Sea lo que haya ocurrido en Venezuela el 11 de abril del 2002, la Coordinadora Democrática o quién sea que haya escrito aquellos días erró al creer que bastaba salir de Chávez. Obviamente, no era así. Detrás del caudillo barinés había un andamiaje negado a perder el poder y que sin lugar a dudas, trascendía a la camarilla chavista. La destitución de Chávez – anunciada por el entonces general en jefe Lucas Rincón Romero – no previó la necesaria erradicación del poder de quienes llevaban décadas conjurando sediciones y, al decir de la abogada Thays Peñalver, partícipes de 12 golpes de Estado.

Hoy por hoy, los voceros del Frente Amplio por Venezuela no aceptan que unas elecciones que simplemente reemplacen a Maduro son insuficientes para materializar la anhelada transición hacia un modelo democrático. El andamiaje revolucionario, que da por sentado que sus dogmas legitiman suficientemente su acceso al poder y su conservación para siempre, fue creado justamente para eso, para asegurarles su hegemonía ad-perpetuam. Aun ganándolas, lo cual luce improbable, el gobierno resultante sería demasiado frágil para preservar la transición y robustecer un nuevo orden democrático.

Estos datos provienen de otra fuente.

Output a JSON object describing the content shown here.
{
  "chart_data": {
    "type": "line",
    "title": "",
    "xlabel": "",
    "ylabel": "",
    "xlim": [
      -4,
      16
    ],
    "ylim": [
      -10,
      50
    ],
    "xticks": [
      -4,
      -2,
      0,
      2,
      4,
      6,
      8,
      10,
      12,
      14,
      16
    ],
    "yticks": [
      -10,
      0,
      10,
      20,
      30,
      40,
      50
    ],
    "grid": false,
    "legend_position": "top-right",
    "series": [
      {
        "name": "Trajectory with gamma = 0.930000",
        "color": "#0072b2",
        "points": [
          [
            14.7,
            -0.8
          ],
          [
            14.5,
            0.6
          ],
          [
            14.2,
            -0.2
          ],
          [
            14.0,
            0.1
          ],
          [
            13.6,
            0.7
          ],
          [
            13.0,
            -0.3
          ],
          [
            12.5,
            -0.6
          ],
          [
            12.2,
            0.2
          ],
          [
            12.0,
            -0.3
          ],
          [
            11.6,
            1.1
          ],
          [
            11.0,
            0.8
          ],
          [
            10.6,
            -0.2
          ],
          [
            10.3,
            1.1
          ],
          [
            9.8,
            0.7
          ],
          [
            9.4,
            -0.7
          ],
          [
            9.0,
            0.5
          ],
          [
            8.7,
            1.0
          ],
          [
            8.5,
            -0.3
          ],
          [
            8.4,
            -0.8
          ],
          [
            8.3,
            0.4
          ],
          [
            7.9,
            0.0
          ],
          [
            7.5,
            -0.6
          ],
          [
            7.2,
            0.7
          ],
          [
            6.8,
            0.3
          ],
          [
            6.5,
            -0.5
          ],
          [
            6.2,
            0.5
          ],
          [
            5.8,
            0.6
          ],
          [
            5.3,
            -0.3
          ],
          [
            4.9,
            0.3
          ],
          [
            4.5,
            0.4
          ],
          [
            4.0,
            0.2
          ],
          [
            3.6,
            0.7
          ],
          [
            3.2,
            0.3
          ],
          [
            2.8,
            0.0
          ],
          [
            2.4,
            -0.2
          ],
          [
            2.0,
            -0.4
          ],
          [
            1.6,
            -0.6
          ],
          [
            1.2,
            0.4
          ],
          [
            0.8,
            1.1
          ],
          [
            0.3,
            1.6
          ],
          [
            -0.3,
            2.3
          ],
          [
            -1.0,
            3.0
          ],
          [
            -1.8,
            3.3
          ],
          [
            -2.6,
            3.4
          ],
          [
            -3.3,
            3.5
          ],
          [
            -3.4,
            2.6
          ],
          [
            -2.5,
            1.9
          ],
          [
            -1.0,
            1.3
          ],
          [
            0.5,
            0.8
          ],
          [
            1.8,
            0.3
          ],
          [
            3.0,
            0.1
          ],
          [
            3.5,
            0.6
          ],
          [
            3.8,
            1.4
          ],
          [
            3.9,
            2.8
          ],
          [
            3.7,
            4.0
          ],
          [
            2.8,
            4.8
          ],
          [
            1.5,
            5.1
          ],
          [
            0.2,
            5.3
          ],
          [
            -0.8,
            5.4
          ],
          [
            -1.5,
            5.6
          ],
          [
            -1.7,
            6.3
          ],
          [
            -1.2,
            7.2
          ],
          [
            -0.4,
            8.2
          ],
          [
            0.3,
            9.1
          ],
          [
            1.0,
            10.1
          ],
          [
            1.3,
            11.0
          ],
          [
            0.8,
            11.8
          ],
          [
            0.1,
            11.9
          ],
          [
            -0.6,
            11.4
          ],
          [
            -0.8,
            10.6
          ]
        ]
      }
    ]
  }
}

Chávez llegó a perder el poder el 11 de abril de 2002. Sin embargo, haber dejado incólume el andamiaje revolucionario y la incoherencia en el seno de la oposición (que no entendió, o no aceptó, lo que ocurrió ese día) favorecieron el regreso de un hombre que renunció luego de ser inculpado por los trágicos sucesos esa tarde en El Silencio, como lo manifestó el general Lucas Rincón Romero. El 13 de abril regresó triunfante y la oposición sufrió un profundo descalabro, cuya recuperación demoró el tiempo suficiente para que el caudillo barinés purgase el ejército y se robusteciera en el poder, mientras se golpeaba el pecho en una falsa actitud penitente.

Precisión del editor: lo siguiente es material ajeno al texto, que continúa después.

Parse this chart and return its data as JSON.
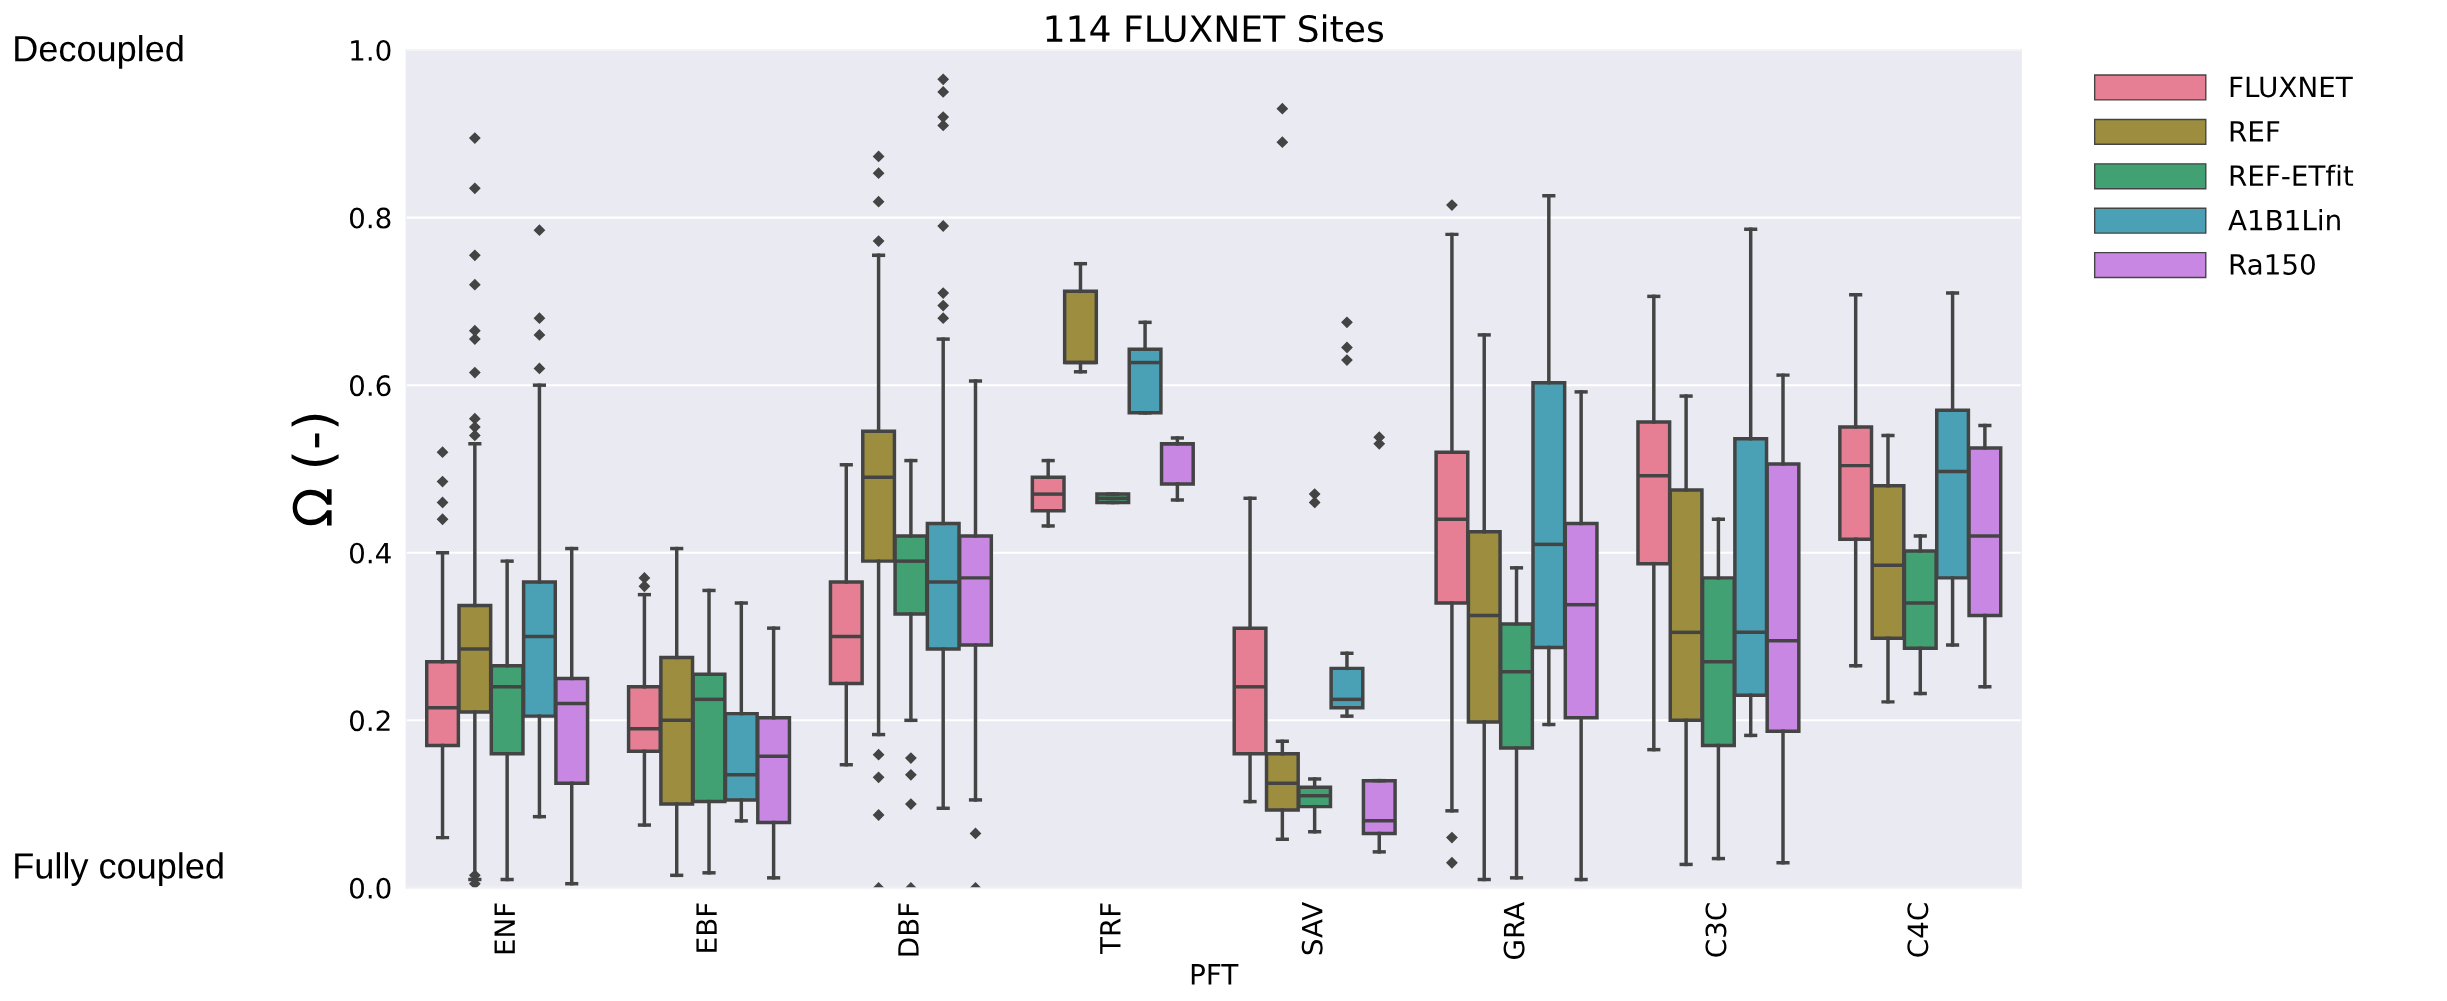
{
  "chart_data": {
    "type": "box",
    "title": "114 FLUXNET Sites",
    "xlabel": "PFT",
    "ylabel": "Ω (-)",
    "categories": [
      "ENF",
      "EBF",
      "DBF",
      "TRF",
      "SAV",
      "GRA",
      "C3C",
      "C4C"
    ],
    "ylim": [
      0,
      1.0
    ],
    "yticks": [
      {
        "value": 0,
        "label": "0.0"
      },
      {
        "value": 0.2,
        "label": "0.2"
      },
      {
        "value": 0.4,
        "label": "0.4"
      },
      {
        "value": 0.6,
        "label": "0.6"
      },
      {
        "value": 0.8,
        "label": "0.8"
      },
      {
        "value": 1.0,
        "label": "1.0"
      }
    ],
    "grid": "y",
    "legend": "top right",
    "annotations": [
      "Decoupled",
      "Fully coupled"
    ],
    "series": [
      {
        "name": "FLUXNET",
        "color": "#e67f93",
        "boxes": [
          {
            "low": 0.06,
            "q1": 0.17,
            "median": 0.215,
            "q3": 0.27,
            "high": 0.4,
            "outliers": [
              0.44,
              0.46,
              0.485,
              0.52
            ]
          },
          {
            "low": 0.075,
            "q1": 0.163,
            "median": 0.19,
            "q3": 0.24,
            "high": 0.35,
            "outliers": [
              0.36,
              0.37
            ]
          },
          {
            "low": 0.147,
            "q1": 0.244,
            "median": 0.3,
            "q3": 0.365,
            "high": 0.505
          },
          {
            "low": 0.432,
            "q1": 0.45,
            "median": 0.47,
            "q3": 0.49,
            "high": 0.51
          },
          {
            "low": 0.103,
            "q1": 0.16,
            "median": 0.24,
            "q3": 0.31,
            "high": 0.465
          },
          {
            "low": 0.092,
            "q1": 0.34,
            "median": 0.44,
            "q3": 0.52,
            "high": 0.78,
            "outliers": [
              0.03,
              0.06,
              0.815
            ]
          },
          {
            "low": 0.165,
            "q1": 0.387,
            "median": 0.492,
            "q3": 0.556,
            "high": 0.706
          },
          {
            "low": 0.265,
            "q1": 0.416,
            "median": 0.504,
            "q3": 0.55,
            "high": 0.708
          }
        ]
      },
      {
        "name": "REF",
        "color": "#9c8e3e",
        "boxes": [
          {
            "low": 0.01,
            "q1": 0.21,
            "median": 0.285,
            "q3": 0.337,
            "high": 0.53,
            "outliers": [
              0.005,
              0.015,
              0.54,
              0.55,
              0.56,
              0.615,
              0.655,
              0.665,
              0.72,
              0.755,
              0.835,
              0.895
            ]
          },
          {
            "low": 0.015,
            "q1": 0.1,
            "median": 0.2,
            "q3": 0.275,
            "high": 0.405
          },
          {
            "low": 0.183,
            "q1": 0.39,
            "median": 0.49,
            "q3": 0.545,
            "high": 0.755,
            "outliers": [
              0.0,
              0.087,
              0.132,
              0.159,
              0.772,
              0.819,
              0.853,
              0.873
            ]
          },
          {
            "low": 0.616,
            "q1": 0.627,
            "median": 0.627,
            "q3": 0.712,
            "high": 0.745
          },
          {
            "low": 0.058,
            "q1": 0.093,
            "median": 0.125,
            "q3": 0.16,
            "high": 0.175,
            "outliers": [
              0.89,
              0.93
            ]
          },
          {
            "low": 0.01,
            "q1": 0.198,
            "median": 0.325,
            "q3": 0.425,
            "high": 0.66
          },
          {
            "low": 0.028,
            "q1": 0.2,
            "median": 0.305,
            "q3": 0.475,
            "high": 0.587
          },
          {
            "low": 0.222,
            "q1": 0.298,
            "median": 0.385,
            "q3": 0.48,
            "high": 0.54
          }
        ]
      },
      {
        "name": "REF-ETfit",
        "color": "#42a173",
        "boxes": [
          {
            "low": 0.01,
            "q1": 0.16,
            "median": 0.24,
            "q3": 0.265,
            "high": 0.39
          },
          {
            "low": 0.018,
            "q1": 0.103,
            "median": 0.225,
            "q3": 0.255,
            "high": 0.355
          },
          {
            "low": 0.2,
            "q1": 0.327,
            "median": 0.39,
            "q3": 0.42,
            "high": 0.51,
            "outliers": [
              0.0,
              0.1,
              0.135,
              0.155
            ]
          },
          {
            "low": 0.46,
            "q1": 0.46,
            "median": 0.465,
            "q3": 0.47,
            "high": 0.47
          },
          {
            "low": 0.067,
            "q1": 0.097,
            "median": 0.11,
            "q3": 0.12,
            "high": 0.13,
            "outliers": [
              0.46,
              0.47
            ]
          },
          {
            "low": 0.012,
            "q1": 0.167,
            "median": 0.258,
            "q3": 0.315,
            "high": 0.382
          },
          {
            "low": 0.035,
            "q1": 0.17,
            "median": 0.27,
            "q3": 0.37,
            "high": 0.44
          },
          {
            "low": 0.232,
            "q1": 0.286,
            "median": 0.34,
            "q3": 0.402,
            "high": 0.42
          }
        ]
      },
      {
        "name": "A1B1Lin",
        "color": "#4aa0b5",
        "boxes": [
          {
            "low": 0.085,
            "q1": 0.205,
            "median": 0.3,
            "q3": 0.365,
            "high": 0.6,
            "outliers": [
              0.62,
              0.66,
              0.68,
              0.785
            ]
          },
          {
            "low": 0.08,
            "q1": 0.105,
            "median": 0.135,
            "q3": 0.208,
            "high": 0.34
          },
          {
            "low": 0.095,
            "q1": 0.285,
            "median": 0.365,
            "q3": 0.435,
            "high": 0.655,
            "outliers": [
              0.68,
              0.695,
              0.71,
              0.79,
              0.91,
              0.92,
              0.95,
              0.965
            ]
          },
          {
            "low": 0.567,
            "q1": 0.567,
            "median": 0.627,
            "q3": 0.643,
            "high": 0.675
          },
          {
            "low": 0.205,
            "q1": 0.215,
            "median": 0.225,
            "q3": 0.262,
            "high": 0.28,
            "outliers": [
              0.63,
              0.645,
              0.675
            ]
          },
          {
            "low": 0.195,
            "q1": 0.287,
            "median": 0.41,
            "q3": 0.603,
            "high": 0.826
          },
          {
            "low": 0.182,
            "q1": 0.23,
            "median": 0.305,
            "q3": 0.536,
            "high": 0.786
          },
          {
            "low": 0.29,
            "q1": 0.37,
            "median": 0.497,
            "q3": 0.57,
            "high": 0.71
          }
        ]
      },
      {
        "name": "Ra150",
        "color": "#c987e4",
        "boxes": [
          {
            "low": 0.005,
            "q1": 0.125,
            "median": 0.22,
            "q3": 0.25,
            "high": 0.405
          },
          {
            "low": 0.012,
            "q1": 0.078,
            "median": 0.157,
            "q3": 0.203,
            "high": 0.31
          },
          {
            "low": 0.105,
            "q1": 0.29,
            "median": 0.37,
            "q3": 0.42,
            "high": 0.605,
            "outliers": [
              0.0,
              0.065
            ]
          },
          {
            "low": 0.463,
            "q1": 0.482,
            "median": 0.53,
            "q3": 0.53,
            "high": 0.537
          },
          {
            "low": 0.043,
            "q1": 0.065,
            "median": 0.08,
            "q3": 0.128,
            "high": 0.128,
            "outliers": [
              0.53,
              0.538
            ]
          },
          {
            "low": 0.01,
            "q1": 0.203,
            "median": 0.338,
            "q3": 0.435,
            "high": 0.592
          },
          {
            "low": 0.03,
            "q1": 0.187,
            "median": 0.295,
            "q3": 0.506,
            "high": 0.612
          },
          {
            "low": 0.24,
            "q1": 0.325,
            "median": 0.42,
            "q3": 0.525,
            "high": 0.552
          }
        ]
      }
    ]
  }
}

Maduro ha sido mucho más descarado, después de haber dilapidado en forma vertiginosa el capital político heredado del caudillo barinés, su taita. Su impudicia – o la de los palangristas del derecho que le asesoran – para reprimir y valerse de artimañas francamente ilegales para mantenerse en Miraflores no dejan dudas de su talante, de su disposición de cumplir una amenaza que José Vicente Rangel veladamente le hiciera a Rafael Poleo en una reunión poco antes del trágico 11 de abril de 2002: ellos no perderían el poder incruentamente (Rafael Poleo, «Un abril en crisis», «Venezuela: la crisis de abril», Antonio Francés y Carlos Machado Allison editores, Ediciones IESA. 2002. Pág. 121).

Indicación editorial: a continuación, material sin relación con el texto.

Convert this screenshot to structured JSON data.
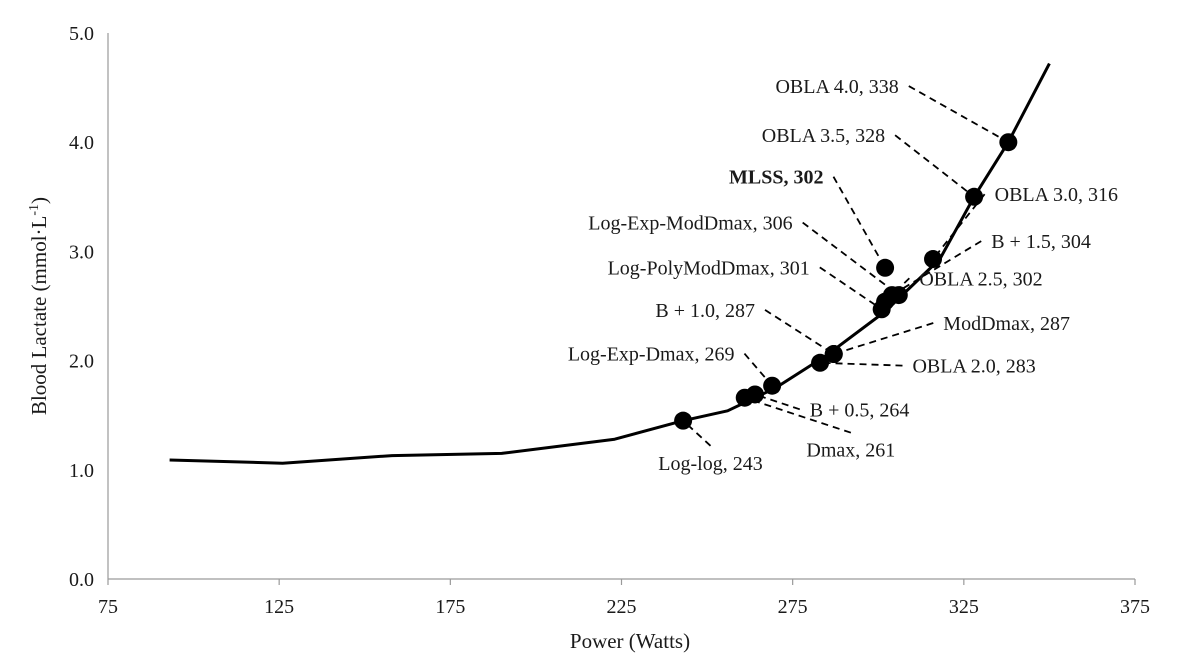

Creo que la represión del 2014 y del 2017, la llamada «masacre del Junquito», las denuncias sobre torturas documentadas por la doctora Tamara Suju para la Corte Penal Internacional y la indolencia oficial frente a la crisis humanitaria son pruebas suficientes del talante autocrático del gobierno de Maduro, aunque, vista la conducta de una parte del sector opositor, tal apelativo sea de su parte, más retórica electoral que genuina convicción.

Dudo mucho que unas elecciones resulten suficiente para liberar a Venezuela de una élite sin escrúpulos para hacer lo que sea necesario para conservar el poder, el cual pretendían asaltar desde hacía décadas, como lo expuso Thays Peñalver en su obra «La conspiración de los 12 golpes». Ahora que lo usufructúan no van a perderlo sin pelear, aun cruentamente. Su ceguera dogmática – que les lleva a celebrar cada 4 de febrero un golpe de Estado perpetrado por ellos y encerrar a quienes pretenden deponerlos por la misma vía – les llevaría a desatar sobre esta tierra desventurada lo que Manuel Caballero tanto temía en sus últimos años de vida: una nueva guerra civil. Sobre todo porque negar la injerencia de potencias extranjeras a las que la élite ha permitido ocupar el territorio resulta necio, y obviamente, de ser ese el caso, defenderán sus intereses, como lo sugirió Moisés Naím en un artículo suyo publicado en ABC (El memorando secreto a Raúl Castro).

A mi juicio, el Frente Amplio por Venezuela debe convocar a todos los venezolanos con el firme propósito de despojar del poder a la élite, a ese andamiaje doméstico y extranjero que sostiene a Maduro (o al presidente de turno que puedan controlar). Lo sé, no es tarea simple. Nunca ha sido fácil derrocar tiranías. A la vista del más lerdo, es una obra para verdaderos líderes y no para pusilánimes ensoberbecidos que, al igual que la muchedumbre que aguarda milagros de caudillos mesiánicos, insisten con propuestas utópicas.